柴田尚和・是常隆「物理数学 量子力学のためのフーリエ解析・特殊関数」

名前の通り量子力学を焦点に書かれたものですが、これを読んでおけばこの記事に挙げたルジャンドル多項式に関する要点はあらかた網羅できます。 他にも級数展開やフーリエ変換、ラプラス変換などを収録。 特に理論物理向けでラプラス変換を取り上げているのは比較的珍しいですね。

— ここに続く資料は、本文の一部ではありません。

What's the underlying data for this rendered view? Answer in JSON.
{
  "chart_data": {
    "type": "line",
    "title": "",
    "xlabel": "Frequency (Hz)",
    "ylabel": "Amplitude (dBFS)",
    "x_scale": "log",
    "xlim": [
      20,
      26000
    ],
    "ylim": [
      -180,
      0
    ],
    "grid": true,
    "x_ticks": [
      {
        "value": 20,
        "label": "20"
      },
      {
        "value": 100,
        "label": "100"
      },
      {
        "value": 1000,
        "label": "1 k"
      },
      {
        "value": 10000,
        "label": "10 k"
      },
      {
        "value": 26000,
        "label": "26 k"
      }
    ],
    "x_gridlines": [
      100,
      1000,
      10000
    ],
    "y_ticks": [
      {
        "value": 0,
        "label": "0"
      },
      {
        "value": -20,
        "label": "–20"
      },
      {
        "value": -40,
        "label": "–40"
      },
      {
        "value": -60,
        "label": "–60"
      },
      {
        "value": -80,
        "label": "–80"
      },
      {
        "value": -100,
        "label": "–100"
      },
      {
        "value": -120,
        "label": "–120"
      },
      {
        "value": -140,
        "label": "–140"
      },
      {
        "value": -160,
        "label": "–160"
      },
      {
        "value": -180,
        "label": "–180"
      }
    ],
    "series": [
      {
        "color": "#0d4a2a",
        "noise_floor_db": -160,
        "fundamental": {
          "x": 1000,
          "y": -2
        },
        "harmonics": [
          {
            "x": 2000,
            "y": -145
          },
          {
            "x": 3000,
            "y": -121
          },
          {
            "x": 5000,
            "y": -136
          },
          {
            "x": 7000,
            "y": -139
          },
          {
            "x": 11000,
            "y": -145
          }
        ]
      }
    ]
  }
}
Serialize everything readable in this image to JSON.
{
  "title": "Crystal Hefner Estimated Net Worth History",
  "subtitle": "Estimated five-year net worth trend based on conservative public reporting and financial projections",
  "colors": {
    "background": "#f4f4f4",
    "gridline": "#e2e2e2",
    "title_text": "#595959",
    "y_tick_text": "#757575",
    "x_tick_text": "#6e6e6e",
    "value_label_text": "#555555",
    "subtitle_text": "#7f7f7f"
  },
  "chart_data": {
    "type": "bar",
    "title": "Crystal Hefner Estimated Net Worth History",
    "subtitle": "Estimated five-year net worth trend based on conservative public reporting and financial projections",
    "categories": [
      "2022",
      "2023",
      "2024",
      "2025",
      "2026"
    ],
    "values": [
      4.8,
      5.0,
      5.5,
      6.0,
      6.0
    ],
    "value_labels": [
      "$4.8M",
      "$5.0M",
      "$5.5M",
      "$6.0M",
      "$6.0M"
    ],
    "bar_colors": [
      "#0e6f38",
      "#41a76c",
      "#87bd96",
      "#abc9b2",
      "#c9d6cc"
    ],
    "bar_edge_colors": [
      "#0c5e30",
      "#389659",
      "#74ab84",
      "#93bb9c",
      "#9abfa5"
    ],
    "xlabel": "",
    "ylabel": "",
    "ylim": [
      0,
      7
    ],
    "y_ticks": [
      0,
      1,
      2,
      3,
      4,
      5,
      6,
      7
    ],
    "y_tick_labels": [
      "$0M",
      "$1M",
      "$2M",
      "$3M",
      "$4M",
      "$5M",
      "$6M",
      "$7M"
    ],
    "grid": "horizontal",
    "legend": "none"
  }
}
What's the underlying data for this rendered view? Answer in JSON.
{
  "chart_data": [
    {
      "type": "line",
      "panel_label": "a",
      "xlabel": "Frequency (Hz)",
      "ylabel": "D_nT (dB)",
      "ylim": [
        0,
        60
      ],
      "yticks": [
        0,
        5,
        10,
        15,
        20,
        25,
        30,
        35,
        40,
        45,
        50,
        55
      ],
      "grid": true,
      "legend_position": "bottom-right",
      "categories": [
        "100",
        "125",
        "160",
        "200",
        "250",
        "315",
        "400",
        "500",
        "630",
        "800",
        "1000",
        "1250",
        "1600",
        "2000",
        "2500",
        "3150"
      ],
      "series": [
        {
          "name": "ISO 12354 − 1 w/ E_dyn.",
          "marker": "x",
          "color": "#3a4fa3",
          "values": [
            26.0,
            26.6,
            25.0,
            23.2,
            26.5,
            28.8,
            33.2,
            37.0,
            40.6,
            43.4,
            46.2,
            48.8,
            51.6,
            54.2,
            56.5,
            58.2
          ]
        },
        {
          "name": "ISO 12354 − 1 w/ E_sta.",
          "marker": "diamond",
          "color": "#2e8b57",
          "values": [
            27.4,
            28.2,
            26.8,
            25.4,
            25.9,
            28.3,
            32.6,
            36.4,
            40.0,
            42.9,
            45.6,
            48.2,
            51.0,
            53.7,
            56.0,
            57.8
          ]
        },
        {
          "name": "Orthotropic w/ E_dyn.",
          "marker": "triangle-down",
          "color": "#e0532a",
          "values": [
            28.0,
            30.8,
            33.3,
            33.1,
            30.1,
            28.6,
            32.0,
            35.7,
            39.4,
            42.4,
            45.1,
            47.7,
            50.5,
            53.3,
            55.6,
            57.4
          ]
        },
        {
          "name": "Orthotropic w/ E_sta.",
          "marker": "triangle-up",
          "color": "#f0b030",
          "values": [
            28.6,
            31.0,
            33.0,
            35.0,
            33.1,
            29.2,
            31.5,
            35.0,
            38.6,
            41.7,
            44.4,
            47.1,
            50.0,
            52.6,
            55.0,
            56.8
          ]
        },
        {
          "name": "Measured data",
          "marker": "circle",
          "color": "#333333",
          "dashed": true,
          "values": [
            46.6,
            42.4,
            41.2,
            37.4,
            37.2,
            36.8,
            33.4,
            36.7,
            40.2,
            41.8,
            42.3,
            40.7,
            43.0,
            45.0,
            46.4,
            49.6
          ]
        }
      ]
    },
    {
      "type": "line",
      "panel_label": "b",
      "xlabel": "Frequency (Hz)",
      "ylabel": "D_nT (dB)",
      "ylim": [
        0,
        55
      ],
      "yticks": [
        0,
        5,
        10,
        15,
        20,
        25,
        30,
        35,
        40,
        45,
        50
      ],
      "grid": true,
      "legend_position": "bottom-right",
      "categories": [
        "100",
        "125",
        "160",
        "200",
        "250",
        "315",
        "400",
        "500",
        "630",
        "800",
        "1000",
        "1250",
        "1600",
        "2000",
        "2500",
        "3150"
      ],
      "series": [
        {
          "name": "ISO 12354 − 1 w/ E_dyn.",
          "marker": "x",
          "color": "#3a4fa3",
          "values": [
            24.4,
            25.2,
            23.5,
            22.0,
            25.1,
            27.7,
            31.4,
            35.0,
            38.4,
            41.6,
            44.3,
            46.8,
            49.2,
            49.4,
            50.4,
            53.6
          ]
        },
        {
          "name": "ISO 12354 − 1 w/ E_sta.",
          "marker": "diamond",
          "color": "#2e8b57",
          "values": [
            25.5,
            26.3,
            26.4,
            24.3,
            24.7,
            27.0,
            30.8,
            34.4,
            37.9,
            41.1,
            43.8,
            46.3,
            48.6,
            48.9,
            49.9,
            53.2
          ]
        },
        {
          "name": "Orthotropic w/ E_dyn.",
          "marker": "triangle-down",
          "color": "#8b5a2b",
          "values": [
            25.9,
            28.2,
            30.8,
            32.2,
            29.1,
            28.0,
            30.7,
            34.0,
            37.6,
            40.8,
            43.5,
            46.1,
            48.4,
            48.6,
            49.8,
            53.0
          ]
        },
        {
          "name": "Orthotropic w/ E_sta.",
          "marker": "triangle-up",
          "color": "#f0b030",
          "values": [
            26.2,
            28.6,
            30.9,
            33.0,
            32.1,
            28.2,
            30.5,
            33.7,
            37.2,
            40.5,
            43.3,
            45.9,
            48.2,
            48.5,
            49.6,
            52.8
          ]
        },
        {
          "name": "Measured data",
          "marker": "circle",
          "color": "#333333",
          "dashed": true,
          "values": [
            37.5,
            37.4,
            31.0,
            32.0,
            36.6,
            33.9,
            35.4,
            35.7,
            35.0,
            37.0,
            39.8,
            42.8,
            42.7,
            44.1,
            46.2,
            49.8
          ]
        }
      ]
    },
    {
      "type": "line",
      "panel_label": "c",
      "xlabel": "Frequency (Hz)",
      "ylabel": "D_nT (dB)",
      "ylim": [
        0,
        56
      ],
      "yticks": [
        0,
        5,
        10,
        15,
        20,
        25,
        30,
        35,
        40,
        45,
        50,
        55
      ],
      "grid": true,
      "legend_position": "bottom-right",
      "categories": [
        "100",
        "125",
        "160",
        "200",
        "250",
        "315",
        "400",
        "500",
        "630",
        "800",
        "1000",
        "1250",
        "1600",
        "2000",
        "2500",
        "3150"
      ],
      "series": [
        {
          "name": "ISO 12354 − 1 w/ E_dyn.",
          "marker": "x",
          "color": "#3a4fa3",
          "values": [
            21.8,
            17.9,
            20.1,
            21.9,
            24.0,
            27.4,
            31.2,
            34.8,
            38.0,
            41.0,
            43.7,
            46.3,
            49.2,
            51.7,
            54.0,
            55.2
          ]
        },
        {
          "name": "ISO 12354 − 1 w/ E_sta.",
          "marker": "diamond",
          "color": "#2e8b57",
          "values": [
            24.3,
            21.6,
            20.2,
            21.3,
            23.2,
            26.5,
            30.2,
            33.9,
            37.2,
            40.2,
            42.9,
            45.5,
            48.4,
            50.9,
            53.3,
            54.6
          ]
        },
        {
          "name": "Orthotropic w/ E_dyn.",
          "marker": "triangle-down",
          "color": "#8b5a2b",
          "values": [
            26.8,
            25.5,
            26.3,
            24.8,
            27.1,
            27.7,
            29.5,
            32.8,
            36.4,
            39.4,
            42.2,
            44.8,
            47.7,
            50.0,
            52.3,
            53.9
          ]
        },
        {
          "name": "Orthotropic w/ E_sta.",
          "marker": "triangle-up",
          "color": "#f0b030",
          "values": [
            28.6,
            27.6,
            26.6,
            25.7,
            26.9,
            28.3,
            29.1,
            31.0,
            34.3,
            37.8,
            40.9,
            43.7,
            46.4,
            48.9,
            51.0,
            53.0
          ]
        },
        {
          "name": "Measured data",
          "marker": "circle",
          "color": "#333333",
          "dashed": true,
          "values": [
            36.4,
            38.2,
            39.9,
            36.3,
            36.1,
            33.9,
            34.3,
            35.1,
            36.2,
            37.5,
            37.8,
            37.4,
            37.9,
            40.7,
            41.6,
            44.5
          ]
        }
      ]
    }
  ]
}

3.3 ルジャンドル多項式とマブダチになるための参考文献

佐々木隆「物理学基礎シリーズ11 物理数学」

全体的に線形代数色が強く、また調和関数をフーリエ変換と結びつけるなど直感に強く働きかけ、なおかつ厳密性にも気を配る、他では見られないタイプ。 特殊関数3周目くらいに読んでも発見が多いでしょう。 7章の調和関数については一見の価値あり。

時弘哲治「工学における特殊関数」

「工学における」の名前からは想像できないくらいの豊富な数学的内容を含みます。 高度な内容を備えつつ説明が簡潔という、数学書の境地に達したような一冊。 全ての数学書はこれを目指してほしいと切に願います。

ルジャンドルにはロドリゲスの公式を満たす直交多項式の文脈からアプローチし、超幾何関数へとつなげていきます。 他にもΓ関数、Β関数、フックス型微分方程式、ガウスの超幾何関数、合流型超幾何関数、楕円関数など。 学部の間はこれ一冊で超関数については困らないでしょう。

金子尚武・松本道男「現代数学レクチャーズC-3 特殊関数」

電磁気などへの応用例が豊富。 付録に「直交多項式の統一的取扱い」と題してロドリゲスの公式から超幾何関数までの道のりを示しています。 ルジャンドルの勉強の後に超幾何関数へ繋げるにはこちらもおすすめ。